Fig. 13.—Otto Four-Cycle Card.

To the uninitiated, indicator cards are considerable of a mystery; to those capable of reading them they form an index relative to the action of any engine. An indicator card, such as shown at [Fig. 13], is merely a graphical representation of the various pressures existing in the cylinder for different positions of the piston. The length is to some scale that represents the stroke of the piston. During the intake stroke, the pressure falls below the atmospheric line. During compression, the curve gradually becomes higher owing to increasing pressure as the volume is reduced. After ignition the pressure line moves upward almost straight, then as the piston goes down on the explosion stroke, the pressure falls gradually to the point of exhaust valve, opening when the sudden release of the imprisoned gas causes a reduction in pressure to nearly atmospheric. An indicator card, or a series of them, will always show by its lines the normal or defective condition of the inlet valve and passages; the actual line of compression; the firing moment; the pressure of explosion; the velocity of combustion; the normal or defective line of expansion, as measured by the adiabatic curve, and the normal or defective operation of the exhaust valve, exhaust passages, and exhaust pipe.
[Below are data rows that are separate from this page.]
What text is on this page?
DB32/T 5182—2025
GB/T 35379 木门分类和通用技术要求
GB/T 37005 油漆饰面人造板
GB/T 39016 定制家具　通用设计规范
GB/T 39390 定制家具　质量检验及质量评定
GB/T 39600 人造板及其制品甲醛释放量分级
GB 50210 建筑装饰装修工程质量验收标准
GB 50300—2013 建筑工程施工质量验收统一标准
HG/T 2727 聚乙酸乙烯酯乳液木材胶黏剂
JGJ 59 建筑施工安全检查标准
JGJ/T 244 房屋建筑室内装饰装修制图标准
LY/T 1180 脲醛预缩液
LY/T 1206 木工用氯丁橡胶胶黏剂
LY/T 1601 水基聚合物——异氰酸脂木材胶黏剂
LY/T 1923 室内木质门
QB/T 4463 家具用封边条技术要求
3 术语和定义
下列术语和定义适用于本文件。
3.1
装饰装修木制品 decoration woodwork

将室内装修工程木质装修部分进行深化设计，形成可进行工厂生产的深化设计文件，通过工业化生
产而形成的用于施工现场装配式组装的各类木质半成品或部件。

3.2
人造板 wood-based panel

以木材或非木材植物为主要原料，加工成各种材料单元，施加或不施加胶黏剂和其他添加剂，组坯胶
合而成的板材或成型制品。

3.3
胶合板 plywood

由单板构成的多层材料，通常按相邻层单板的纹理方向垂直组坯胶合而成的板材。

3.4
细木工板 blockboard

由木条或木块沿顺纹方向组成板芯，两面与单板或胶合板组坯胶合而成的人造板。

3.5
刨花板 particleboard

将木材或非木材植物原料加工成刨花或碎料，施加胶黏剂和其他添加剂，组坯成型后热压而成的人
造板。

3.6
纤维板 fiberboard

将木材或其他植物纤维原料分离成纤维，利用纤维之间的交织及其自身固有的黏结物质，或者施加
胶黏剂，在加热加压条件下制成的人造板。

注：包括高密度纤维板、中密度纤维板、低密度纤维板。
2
In fact, all the cycles of an explosive motor may be made a practical study from a close investigation of the lines of an indicator card.

Fig. 14.—Diesel Motor Card.

A most unique card is that of the Diesel motor ([Fig. 14]), which involves a distinct principle in the design and operation of internal-combustion motors, in that instead of taking a mixed charge for instantaneous explosion, its charge primarily is of air and its compression to a pressure at which a temperature is attained above the igniting point of the fuel, then injecting the fuel under a still higher pressure by which spontaneous combustion takes place gradually with increasing volume over the compression for part of the stroke or until the fuel charge is consumed. The motor thus operating between the pressures of 500 and 35 lbs. per square inch, with a clearance of about 7 per cent., has given an efficiency of 36 per cent. of the total heat value of kerosene oil.

COMPRESSION IN EXPLOSIVE MOTORS

That the compression in a gas, gasoline, or oil-engine has a direct relation to the power obtained, has been long known to experienced builders, having been suggested by M. Beau de Rocha, in 1862, and afterward brought into practical use in the four-cycle or Otto type about 1880. The degree of compression has had a growth from zero, in the early engines, to the highest available due to the varying ignition temperatures of the different gases and vapors used for explosive fuel, in order to avoid premature explosion from the heat of compression. Much of the increased power for equal-cylinder capacity is due to compression of the charge from the fact that the most powerful explosion of gases, or of any form of explosive material, takes place when the particles are in the closest contact or cohesion with one another, less energy in this form being consumed by the ingredients themselves to bring about their chemical combination, and consequently more energy is given out in useful or available work. This is best shown by the ignition of gunpowder, which, when ignited in the open air, burns rapidly, but without explosion, an explosion only taking place if the powder be confined or compressed into a small space.